Categories
Uncategorized

Encyclopedia of Southern Italy – S

                Scylla’s name is related to the Greek words skyllaros (= hermit crab), skylax (= dog, dog-shark) and skyllô (= “to rend”).

Scymnus (Skymnos): (b. Tarentum; fl. late 4th century BC). Juggler. A member of Alexander the Great’s court, he was one of the performers at the mass-marriage ceremony at Susa in 324 BC.

Sea, Sicilian: See Sea of Sicily.

Sea Salt, Sicilian (Italian Sea Salt, Sale Marino or Trapani sea salt): a type of sea salt harvested along the coast of Sicily. Sea water is collected into ponds where it is allowed to evaporate in the sun, leaving behind the salt. This raw salt is then crushed, processed, and packaged for sale. This sea salt consists of several minerals including iodine, fluorine, magnesium, and potassium, and has lower sodium content than traditional table salts. These sea salts are utilized in a wide variety of different regional Italian cuisines.

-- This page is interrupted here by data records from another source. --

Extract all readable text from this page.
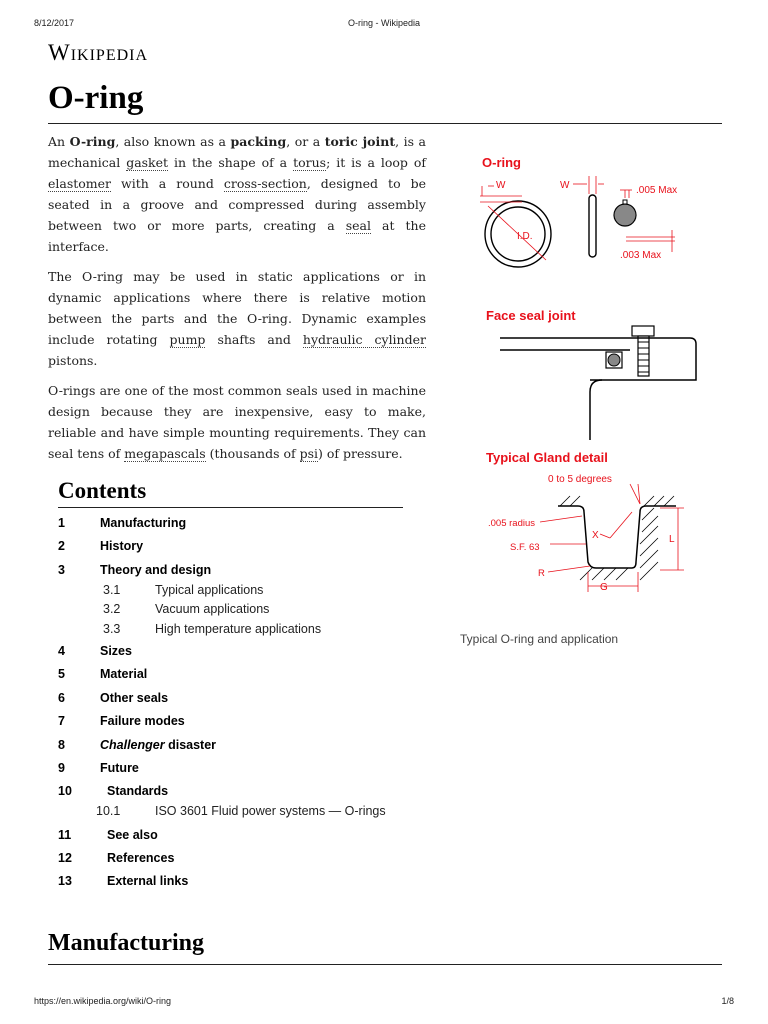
8/12/2017	O-ring - Wikipedia
Wikipedia
O-ring

An O-ring, also known as a packing, or a toric joint, is a mechanical gasket in the shape of a torus; it is a loop of elastomer with a round cross-section, designed to be seated in a groove and compressed during assembly between two or more parts, creating a seal at the interface.

The O-ring may be used in static applications or in dynamic applications where there is relative motion between the parts and the O-ring. Dynamic examples include rotating pump shafts and hydraulic cylinder pistons.

O-rings are one of the most common seals used in machine design because they are inexpensive, easy to make, reliable and have simple mounting requirements. They can seal tens of megapascals (thousands of psi) of pressure.

O-ring
I.D.
W	W	.005 Max
.003 Max
Face seal joint
Typical Gland detail
0 to 5 degrees
.005 radius
S.F. 63
R
X	L
G
Typical O-ring and application
Contents
1	Manufacturing
2	History
3	Theory and design
3.1	Typical applications
3.2	Vacuum applications
3.3	High temperature applications
4	Sizes
5	Material
6	Other seals
7	Failure modes
8	Challenger disaster
9	Future
10	Standards
10.1	ISO 3601 Fluid power systems — O-rings
11	See also
12	References
13	External links
Manufacturing
https://en.wikipedia.org/wiki/O-ring	1/8
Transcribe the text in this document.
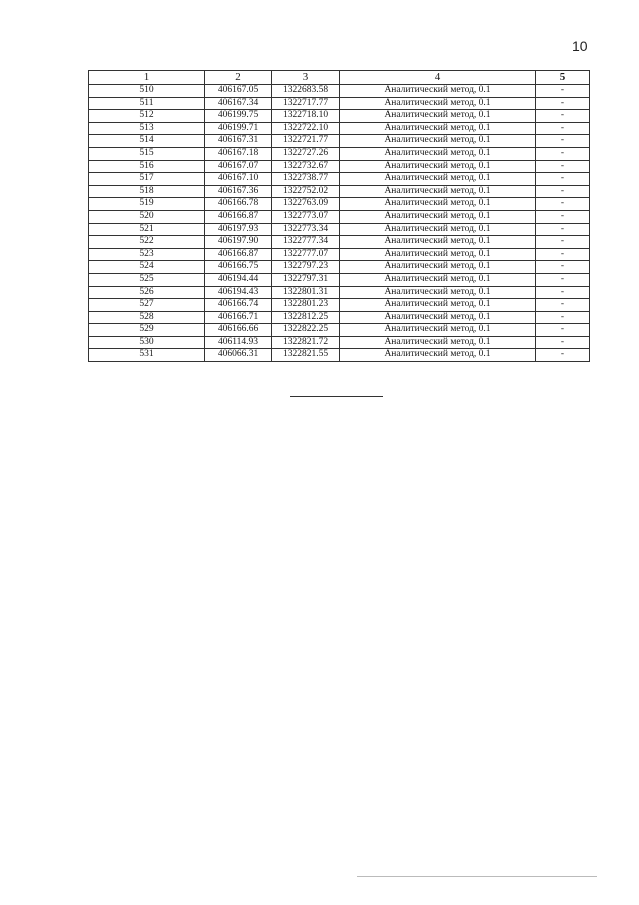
10
1	2	3	4	5
510	406167.05	1322683.58	Аналитический метод, 0.1	-
511	406167.34	1322717.77	Аналитический метод, 0.1	-
512	406199.75	1322718.10	Аналитический метод, 0.1	-
513	406199.71	1322722.10	Аналитический метод, 0.1	-
514	406167.31	1322721.77	Аналитический метод, 0.1	-
515	406167.18	1322727.26	Аналитический метод, 0.1	-
516	406167.07	1322732.67	Аналитический метод, 0.1	-
517	406167.10	1322738.77	Аналитический метод, 0.1	-
518	406167.36	1322752.02	Аналитический метод, 0.1	-
519	406166.78	1322763.09	Аналитический метод, 0.1	-
520	406166.87	1322773.07	Аналитический метод, 0.1	-
521	406197.93	1322773.34	Аналитический метод, 0.1	-
522	406197.90	1322777.34	Аналитический метод, 0.1	-
523	406166.87	1322777.07	Аналитический метод, 0.1	-
524	406166.75	1322797.23	Аналитический метод, 0.1	-
525	406194.44	1322797.31	Аналитический метод, 0.1	-
526	406194.43	1322801.31	Аналитический метод, 0.1	-
527	406166.74	1322801.23	Аналитический метод, 0.1	-
528	406166.71	1322812.25	Аналитический метод, 0.1	-
529	406166.66	1322822.25	Аналитический метод, 0.1	-
530	406114.93	1322821.72	Аналитический метод, 0.1	-
531	406066.31	1322821.55	Аналитический метод, 0.1	-
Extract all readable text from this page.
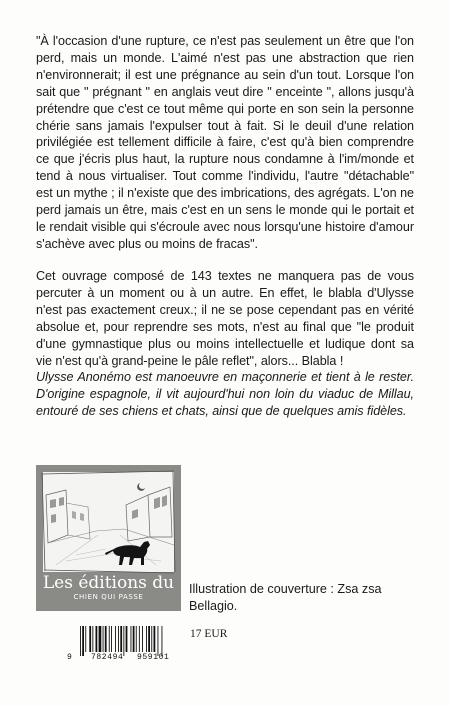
"À l'occasion d'une rupture, ce n'est pas seulement un être que l'on perd, mais un monde. L'aimé n'est pas une abstraction que rien n'environnerait; il est une prégnance au sein d'un tout. Lorsque l'on sait que " prégnant " en anglais veut dire " enceinte ", allons jusqu'à prétendre que c'est ce tout même qui porte en son sein la personne chérie sans jamais l'expulser tout à fait. Si le deuil d'une relation privilégiée est tellement difficile à faire, c'est qu'à bien comprendre ce que j'écris plus haut, la rupture nous condamne à l'im/monde et tend à nous virtualiser. Tout comme l'individu, l'autre "détachable" est un mythe ; il n'existe que des imbrications, des agrégats. L'on ne perd jamais un être, mais c'est en un sens le monde qui le portait et le rendait visible qui s'écroule avec nous lorsqu'une histoire d'amour s'achève avec plus ou moins de fracas".

Cet ouvrage composé de 143 textes ne manquera pas de vous percuter à un moment ou à un autre. En effet, le blabla d'Ulysse n'est pas exactement creux.; il ne se pose cependant pas en vérité absolue et, pour reprendre ses mots, n'est au final que "le produit d'une gymnastique plus ou moins intellectuelle et ludique dont sa vie n'est qu'à grand-peine le pâle reflet", alors... Blabla !

Ulysse Anonémo est manoeuvre en maçonnerie et tient à le rester. D'origine espagnole, il vit aujourd'hui non loin du viaduc de Millau, entouré de ses chiens et chats, ainsi que de quelques amis fidèles.

Les éditions du
CHIEN QUI PASSE
Illustration de couverture : Zsa zsa Bellagio.
9 782494 959101
17 EUR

Secinaro (AQ): A commune in the province of L’Aquila. Population: 441 (2006e).

Secli’ (LE): A commune in the province of Lecce. Population: 1,945 (2006e).

Secret Poisoners, Society of: A secret society of supposed ancient origins known to have existed in Italy during the 16th and 17th centuries. Its members were feared throughout Europe for their abilities to create and utilize unique poisons. One of its best-known members was Tofana, a woman from Palermo, who created the deadly liquid poison known as Aqua della Tofara. During the pontificate of Alexander VII, a faction of the society was known to be active in Rome. Its members consisted of a group of young women under the leadership of an old Sicilian woman named Hieronyma Spara, who had been a pupil of Tofana. They came under suspicion of murder when the husbands of the women all died suddenly under mysterious circumstances. The authorities arrested the women who, under tortured confessed to poisoning their husbands. Spara and four others were publicly executed.

                It is possible that Locusta, the woman who supplied the Roman empress Agrippina with the poison to murder her husband Claudius, was also a member of this society of poisoners. She also provided the poison which the Emperor Nero used to kill Britannicus, Claudius’s son. Locusta’s poisons of choice seem to have been cyanide and belladonna. She was finally executed in January AD 55 by Nero’s successor Galba.

Segesta (Acesta, Aegesta, Segeste): An ancient city of NW Sicily, situated to the SE of Eryx. Traditionally called a Trojan colony (its name deriving from its supposed founder, Aegestus), it was the longstanding and bitter rival of Selinus. Athens undertook (415-413 B.C.) the disastrous expedition against Syracuse as an ally of Segesta in troubles growing out of a quarrel with Selinus. After this failure, Segesta got the help of Carthage, and Selinus was sacked (409). Thereafter Segesta was a Carthaginian dependency with some interruptions until the First Punic War, when it surrendered to the Romans. Segesta was the setting for a story concerning Aemilius Censorinaus and a bronze horse, which was appears derive from the earlier tale of Perillus and his brazen bull. The city went into a decline in the 1st cent. B.C. from which it never recovered. Amid its ruins is a fine temple to Ceres.

                The Romans called the city “Segeste” because Segesta was too similar to the Latin word aegesta or egesta (= discharge, excrement).

According to mythology, the original city, Aegesta, was founded by Aegestus, a Trojan, who had been sent by the Greek hero Philoctetes from the area near Croton on the Italian mainland, where Philoctetes himself had settled after the fall of Troy. Soon after Aegesta had been founded, Aeneas arrived with his fleet of Trojan refugees and named two nearby rivers Scamander and Simois in memory of a pair of streams in his Troad homeland. One version of the myth names Aeneas as the actual founder of the city. In this little-known tale, Aeneas founds both Aegesta and another city, Elyma, so-named for the Trojan Elymus, a companion of Aegestus. Aegestus and Elymus were able to reach Sicily before the arrival of Aeneas in three ships which they had previously captured from Achilles before the fall of Troy.